La nouvelle saison de Top 14 s'ouvre avec un changement majeur : le retour aux huit remplacements par match, contre douze lors des huit dernières saisons. Cette décision, prise par la Ligue Nationale de Rugby (LNR) et la Fédération Française de Rugby (FFR), marque la fin d'une expérimentation qui permettait aux joueurs remplacés de revenir en jeu. Les staffs, prévenus en cours de saison, ont pu anticiper cette évolution dès la préparation estivale.

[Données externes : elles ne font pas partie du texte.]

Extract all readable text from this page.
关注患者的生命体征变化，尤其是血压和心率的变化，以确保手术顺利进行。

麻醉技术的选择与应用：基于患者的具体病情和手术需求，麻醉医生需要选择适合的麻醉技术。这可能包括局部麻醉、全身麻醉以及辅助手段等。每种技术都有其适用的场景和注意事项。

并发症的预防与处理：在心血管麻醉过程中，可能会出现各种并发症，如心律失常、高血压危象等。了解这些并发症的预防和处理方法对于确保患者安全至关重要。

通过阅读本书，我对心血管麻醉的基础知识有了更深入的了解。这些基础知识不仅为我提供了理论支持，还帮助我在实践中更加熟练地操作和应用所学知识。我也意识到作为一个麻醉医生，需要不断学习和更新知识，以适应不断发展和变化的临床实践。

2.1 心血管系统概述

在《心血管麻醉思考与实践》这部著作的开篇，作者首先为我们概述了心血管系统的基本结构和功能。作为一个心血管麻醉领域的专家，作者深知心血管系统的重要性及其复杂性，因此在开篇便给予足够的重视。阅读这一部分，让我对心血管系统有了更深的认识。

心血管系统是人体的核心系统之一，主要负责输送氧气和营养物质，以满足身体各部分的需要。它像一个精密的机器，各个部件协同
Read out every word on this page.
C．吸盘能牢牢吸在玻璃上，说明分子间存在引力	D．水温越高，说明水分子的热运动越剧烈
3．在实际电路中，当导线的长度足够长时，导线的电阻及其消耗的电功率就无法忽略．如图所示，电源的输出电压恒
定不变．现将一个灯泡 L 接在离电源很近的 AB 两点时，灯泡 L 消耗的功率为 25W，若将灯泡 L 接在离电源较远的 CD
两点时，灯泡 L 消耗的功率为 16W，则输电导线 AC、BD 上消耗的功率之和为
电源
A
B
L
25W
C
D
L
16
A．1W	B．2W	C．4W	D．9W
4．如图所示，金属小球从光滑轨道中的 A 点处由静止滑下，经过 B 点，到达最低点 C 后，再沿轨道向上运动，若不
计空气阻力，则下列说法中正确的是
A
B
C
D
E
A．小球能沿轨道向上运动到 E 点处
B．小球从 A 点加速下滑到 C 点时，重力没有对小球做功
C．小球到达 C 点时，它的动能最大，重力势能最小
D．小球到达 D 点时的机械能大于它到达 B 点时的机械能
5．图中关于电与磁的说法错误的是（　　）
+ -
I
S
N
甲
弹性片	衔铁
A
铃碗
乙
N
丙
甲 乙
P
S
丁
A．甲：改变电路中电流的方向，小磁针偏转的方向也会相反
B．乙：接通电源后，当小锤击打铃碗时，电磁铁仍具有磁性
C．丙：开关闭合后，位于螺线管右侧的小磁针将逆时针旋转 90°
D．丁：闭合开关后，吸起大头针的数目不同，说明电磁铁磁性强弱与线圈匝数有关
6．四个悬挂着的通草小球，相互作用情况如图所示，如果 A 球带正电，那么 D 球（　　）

La fin d'une expérimentation jugée non concluante
Pendant huit ans, la France a expérimenté le retour au jeu, une règle censée réduire les blessures. Cependant, elle est devenue un casse-tête pour les arbitres et le public, avec des allers-retours fréquents de joueurs entre le terrain et le banc de touche. Selon la LNR et la FFR, cette expérimentation "ne produit aucune amélioration probante".
Joan Caudullo, manager de Montpellier, reconnaît que ce changement va bouleverser sa manière de gérer les rencontres. "Obligatoirement, ça va changer des choses. On va titulariser des joueurs en sachant qu'ils vont jouer 80 minutes. Ce sont des choses qu'on n'a pas l'habitude de faire", explique-t-il. L'ancienne règle permettait notamment de faire souffler Billy Vunipola avant de le relancer en fin de match.
Des compositions d'équipe et un coaching repensés
Le retour aux huit remplacements aura un impact direct sur les compositions d'équipe. "Le coaching sera différent, mais surtout les compositions d'équipe seront obligatoirement différentes, avec moins de continuité", insiste Caudullo. Le staff héraultais envisage de maintenir un ratio de 5-3 (cinq avants et trois arrières sur le banc), tout en explorant la polyvalence des joueurs pour gérer les fins de match.
Cette tendance avait déjà été expérimentée la saison dernière. Yacouba Camara a joué en deuxième ligne, Florian Verhaeghe est descendu en troisième ligne, et Maël Moustin est entré au centre. "On essaye de faire travailler des joueurs à d'autres postes, derrière on fait bosser Arthur (Vincent) à l'aile, comme Jon Echegaray, Dimitri (Delibes) au centre ou à l'aile. On essaye aussi de trouver des solutions avec (Justo) Piccardo en troisième ligne ou Lenni (Nouchi) en centre", détaille Caudullo. Le demi de mêlée Alexis Bernadet a également été testé à l'aile.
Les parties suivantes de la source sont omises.